Localization and identification of Ca2+ATPases in highly purified human platelet plasma and intracellular membranes. Evidence that the monoclonal antibody PL/IM 430 recognizes the SERCA 3 Ca2+ATPase in human platelets.

The Ca2+ATPase activities of highly purified human platelet membranes prepared by high-voltage free-flow electrophoresis have been analysed by using [gamma-32P]ATP hydrolysis, recognition by antibodies and phosphoenzyme-complex formation. The Ca2+ATPase activity present in mixed membranes was found to be predominantly associated with intracellular membranes after subfractionation, with only a low level of activity associated with plasma membranes. The intracellular-membrane Ca2+ATPase activity was inhibited totally with thapsigargin (Tg), whereas the plasma-membrane Ca2+ATPase was not significantly affected, suggesting that the latter does not belong to the SERCA (sarco-endoplasmic-reticulum Ca2+ATPase) class. A monoclonal antibody, 5F10, raised to the red-cell membrane Ca2+ATPase [Cheng, Magocsi, Cooper, Penniston and Borke (1993) Cell Physiol. Biochem. 4, 31-43] recognized two bands at 135 and 150 kDa in mixed membranes and plasma membranes, and the corresponding bands in red-blood-cell membranes, confirming the Ca2+ATPase to be of the PMCA (plasma-membrane Ca2+ATPase) type.

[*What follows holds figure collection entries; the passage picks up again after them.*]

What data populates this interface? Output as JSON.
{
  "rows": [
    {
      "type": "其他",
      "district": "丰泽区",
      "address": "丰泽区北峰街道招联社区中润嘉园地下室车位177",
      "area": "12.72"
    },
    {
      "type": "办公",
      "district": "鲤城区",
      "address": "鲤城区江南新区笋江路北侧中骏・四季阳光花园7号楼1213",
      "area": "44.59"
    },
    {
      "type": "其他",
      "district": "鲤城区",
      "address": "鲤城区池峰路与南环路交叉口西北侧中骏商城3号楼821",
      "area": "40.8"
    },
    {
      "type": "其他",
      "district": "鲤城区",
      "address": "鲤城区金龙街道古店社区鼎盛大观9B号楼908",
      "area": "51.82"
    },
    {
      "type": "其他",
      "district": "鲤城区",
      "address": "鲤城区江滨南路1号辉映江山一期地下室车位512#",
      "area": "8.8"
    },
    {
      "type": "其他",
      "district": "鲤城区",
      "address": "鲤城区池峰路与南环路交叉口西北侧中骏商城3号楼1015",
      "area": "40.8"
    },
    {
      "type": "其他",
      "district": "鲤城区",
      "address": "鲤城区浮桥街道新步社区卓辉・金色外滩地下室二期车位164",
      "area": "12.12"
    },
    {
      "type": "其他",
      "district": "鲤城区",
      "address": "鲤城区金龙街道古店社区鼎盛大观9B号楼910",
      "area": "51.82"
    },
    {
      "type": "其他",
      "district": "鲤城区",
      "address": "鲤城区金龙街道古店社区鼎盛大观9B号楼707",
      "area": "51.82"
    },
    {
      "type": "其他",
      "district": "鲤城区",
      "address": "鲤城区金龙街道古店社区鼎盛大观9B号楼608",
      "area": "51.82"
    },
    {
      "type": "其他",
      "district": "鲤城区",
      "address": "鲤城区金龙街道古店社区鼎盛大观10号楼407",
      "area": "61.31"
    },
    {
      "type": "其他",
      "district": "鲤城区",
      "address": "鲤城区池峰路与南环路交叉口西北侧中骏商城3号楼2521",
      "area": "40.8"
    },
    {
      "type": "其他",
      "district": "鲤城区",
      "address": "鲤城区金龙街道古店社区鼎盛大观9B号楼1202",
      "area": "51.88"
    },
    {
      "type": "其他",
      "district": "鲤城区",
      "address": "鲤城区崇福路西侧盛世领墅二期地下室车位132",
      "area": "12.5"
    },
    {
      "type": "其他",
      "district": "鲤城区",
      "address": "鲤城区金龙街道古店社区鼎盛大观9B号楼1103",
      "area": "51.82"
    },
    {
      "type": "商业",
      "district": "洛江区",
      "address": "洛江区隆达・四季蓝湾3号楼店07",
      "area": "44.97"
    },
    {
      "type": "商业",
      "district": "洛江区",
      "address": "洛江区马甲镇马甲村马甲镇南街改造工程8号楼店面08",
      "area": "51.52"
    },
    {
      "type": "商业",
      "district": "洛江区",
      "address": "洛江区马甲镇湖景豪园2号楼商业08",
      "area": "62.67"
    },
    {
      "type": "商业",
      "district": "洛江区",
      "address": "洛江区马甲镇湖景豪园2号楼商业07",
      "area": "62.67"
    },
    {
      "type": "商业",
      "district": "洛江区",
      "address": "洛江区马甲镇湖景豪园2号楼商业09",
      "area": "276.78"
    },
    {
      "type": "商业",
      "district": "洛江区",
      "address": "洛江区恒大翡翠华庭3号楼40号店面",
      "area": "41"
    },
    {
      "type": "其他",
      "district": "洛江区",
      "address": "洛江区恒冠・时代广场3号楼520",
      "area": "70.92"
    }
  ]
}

No recognition of any band was detected in intracellular membranes. Identification of the intracellular-membrane Ca2+ATPase activity was carried out with polyclonal antibodies with known specificity towards SERCA 2b (S.2b) and SERCA 3 (N89), and a monoclonal antibody, PL/IM 430, raised against platelet intracellular membranes. All of these antibodies recognized the 100 kDa Ca2+ATPase in mixed membranes and intracellular membranes, with little or no recognition of the activity in the plasma membranes. In some membrane preparations the antibody PL/IM 430 and antiserum N89 recognized similar degradation products, of 74, 70 and 40 kDa, in the intracellular-membrane fraction. The Ca2+ATPase recognized by PL/IM 430 was immunoprecipitated, and the immunoprecipitated protein was specifically recognized by the antiserum N89, but not by S.2b. Analysis of the phosphoenzyme-complex formation revealed potent phosphorylation of the 100 and 74 kDa peptides, both recognized by PL/IM 430 and N89. These studies report the presence of a PMCA in a purified plasma-membrane fraction from human platelets, and that the antibody PL/IM 430 recognizes the SERCA 3 Ca2+ATPase in intracellular membranes.